Se acercó a la cocina mientras Nico correteaba intentando dar caza a los cordones de aquellas viejas Converse que se resistía a tirar. Abrió la nevera y contemplando aquella desolación blanca y fría esbozó una sonrisa. En un rincón, escondidos tras un bote de tomate frito abierto y triste, asomaban un par de trozos de embutido. Nico, que aún intentaba dejar sin aire a uno de aquellos cordones atrapado entre sus patas y sus afilados dientes, dejó lo que tenía entre manos, miró aquello que salía de la nevera y movió la cola dos veces.

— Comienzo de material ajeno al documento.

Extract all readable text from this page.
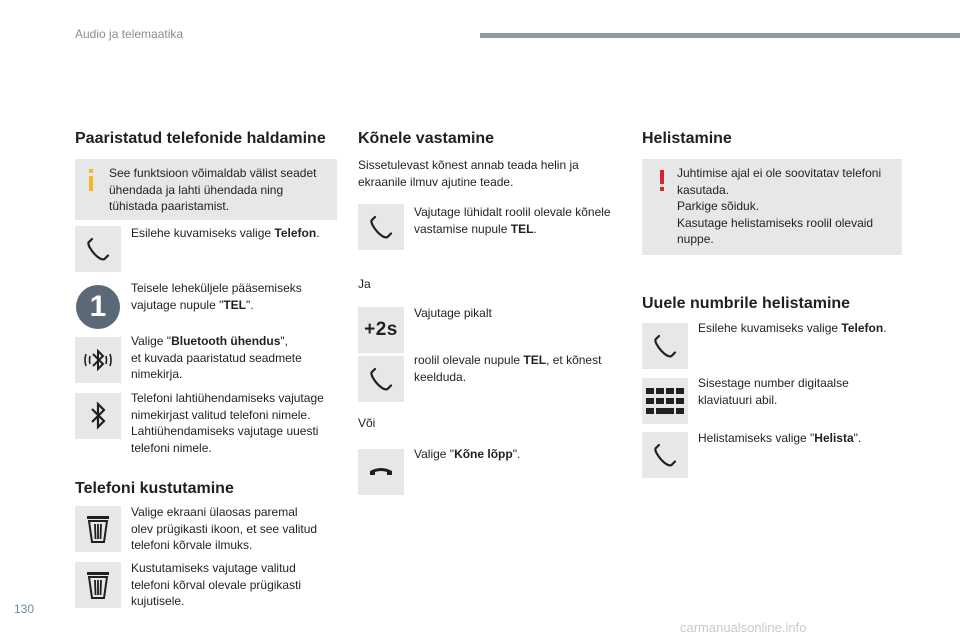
Audio ja telemaatika
Paaristatud telefonide haldamine
See funktsioon võimaldab välist seadet
ühendada ja lahti ühendada ning
tühistada paaristamist.
Esilehe kuvamiseks valige Telefon.
1
Teisele leheküljele pääsemiseks
vajutage nupule "TEL".
Valige "Bluetooth ühendus",
et kuvada paaristatud seadmete
nimekirja.
Telefoni lahtiühendamiseks vajutage
nimekirjast valitud telefoni nimele.
Lahtiühendamiseks vajutage uuesti
telefoni nimele.
Telefoni kustutamine
Valige ekraani ülaosas paremal
olev prügikasti ikoon, et see valitud
telefoni kõrvale ilmuks.
Kustutamiseks vajutage valitud
telefoni kõrval olevale prügikasti
kujutisele.
Kõnele vastamine
Sissetulevast kõnest annab teada helin ja
ekraanile ilmuv ajutine teade.
Vajutage lühidalt roolil olevale kõnele
vastamise nupule TEL.
Ja
Vajutage pikalt
+2s
roolil olevale nupule TEL, et kõnest
keelduda.
Või
Valige "Kõne lõpp".
Helistamine
Juhtimise ajal ei ole soovitatav telefoni
kasutada.
Parkige sõiduk.
Kasutage helistamiseks roolil olevaid
nuppe.
Uuele numbrile helistamine
Esilehe kuvamiseks valige Telefon.
Sisestage number digitaalse
klaviatuuri abil.
Helistamiseks valige "Helista".
130
carmanualsonline.info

Mientras aquel cachorro de gato daba rienda suelta a sus instintos y devoraba aquella magnífica pieza de caza mayor, él se dirigió al balcón dispuesto a recogerlo todo. Se sentía algo mejor y acababa de decidir que saldría a la calle y que haría aquello que hacía tanto tiempo que no hacía por puro placer: Caminar. Así que cogió su jersey negro preferido, sus llaves, se despidió de Nico que ahora pataleaba panza arriba enredado en la madeja de lana y salió.
Se detuvo un momento en el portal mirando al exterior, tomó aire y empezó a caminar en dirección a La Rambla. Siempre fue un lugar en el que caminar era sobretodo un ejercicio mental.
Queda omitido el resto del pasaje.